“Employers may not geolocate employees working remotely.” This was the position expressed by the Italian Data Protection Authority (i.e. “Garante per la protezione dei dati personali”), which imposed a €50,000 fine on a company that tracked the geographic location of randomly selected employees on days they were performing their duties remotely. 

The case 

The Authority’s investigation revealed that the company regularly carried out checks aimed at determining the exact location of employees connected from remote locations. 

Specifically, a randomly selected employee would be contacted by a colleague tasked with conducting such checks, within the employee’s availability window. The employee was asked to perform a double clock-in using the company’s software application (which had been subject to negotiation with trade union representatives). Immediately following the call, the employee was instructed to declare their precise location via email to the designated “controller.” The latter would then verify the consistency between the locations declared by the employee via email, those indicated in the individual remote work agreement, and those recorded by the company’s system. 

The Authority further observed that: 

• While the employer’s interest in monitoring compliance with the employee’s duty of diligence – legitimately pursued either directly or through the employer’s organizational hierarchy (Articles 2086 and 2104 of the Italian Civil Code) – falls within management prerogatives, such objectives may not be pursued through remote technological tools that, by mechanically and inflexibly reducing personal freedom and dignity, result in direct surveillance of the employee’s work activities. Such monitoring is not permitted under the applicable legal framework or the constitutional system, as it does not fall within any of the limited purposes expressly allowed by law – namely, organizational and production-related needs, workplace safety, or protection of corporate assets (Article 4 of the Italian Workers’ Statute). 

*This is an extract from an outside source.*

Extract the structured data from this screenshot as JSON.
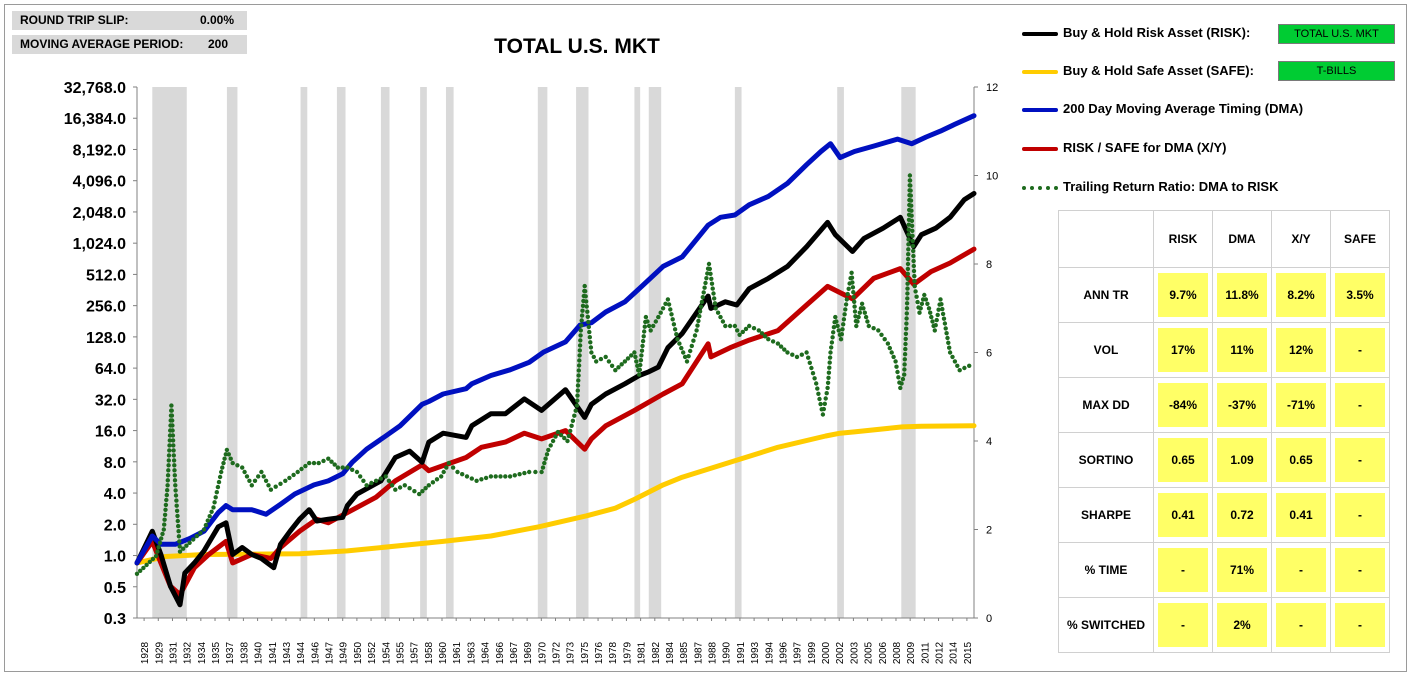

• As a result, pursuing a purpose of direct control through such means is not admissible under Italian law – even where a collective agreement with the company’s trade union representatives or works council exists – since such a purpose lies outside the scope of the statutory protections established in this area. 

The existence of a union agreement is, in fact, a necessary but not sufficient condition for the overall lawfulness of the data processing and compliance with personal data protection principles. 

Remote work and geolocation: best practices 

✓ Remote work arrangements, unlike on-site work at the employer’s premises, are typically characterized by flexibility, both in terms of time and place—subject, where applicable, to agreed periods of availability. 

✓ Any monitoring of remote work performance may appropriately consist of: 

• periodic reports or summary documentation prepared by the employee on the activities performed; 

• discussions held during on-site workdays to evaluate progress toward assigned objectives. 

✓ The use of technological tools that may enable remote surveillance of employee activities is permitted only when strictly aimed at one of the statutory purposes (“organizational and production-related needs,” “workplace safety,” or “protection of corporate assets”), and only in full compliance with the procedural safeguards provided under applicable law. 

Other related insights:  

• DID YOU KNOW THAT… The INL has provided its operational guidelines for the issuance of authorisations under Article 4 of the Workers’ Charter?

The Personal Data Protection Authority issued Order no. 247/2017 in response to a request for preliminary verification, lodged by a company working in the field of refuse collection and concerning a system of geolocation installed on vehicles and mobile equipment used by employees. The aim of this system was to ensure a safer, more organised and productive working environment, in addition to ensuring the protection of company assets, and the company had acquired approval for their installation from the Territorial Labour Department. According to the Privacy Authority, it is forbidden to install a geolocation system which constantly monitors workers, even if the procedural guarantees under Art. 4 of the Workers’ Charter have been carried out. The Privacy Authority emphasised that control is lawful only in the case of predetermined events, about which the employees themselves must have been adequately informed. In addition, the Privacy Authority reasserted the fact that, with regard to the lawfully pursued aims, (i) only necessary, pertinent and non-excessive data can be processed and (ii) the period of storage of this data must be reasonable, except with regard to storage under any legal obligations relating to the Data Controller.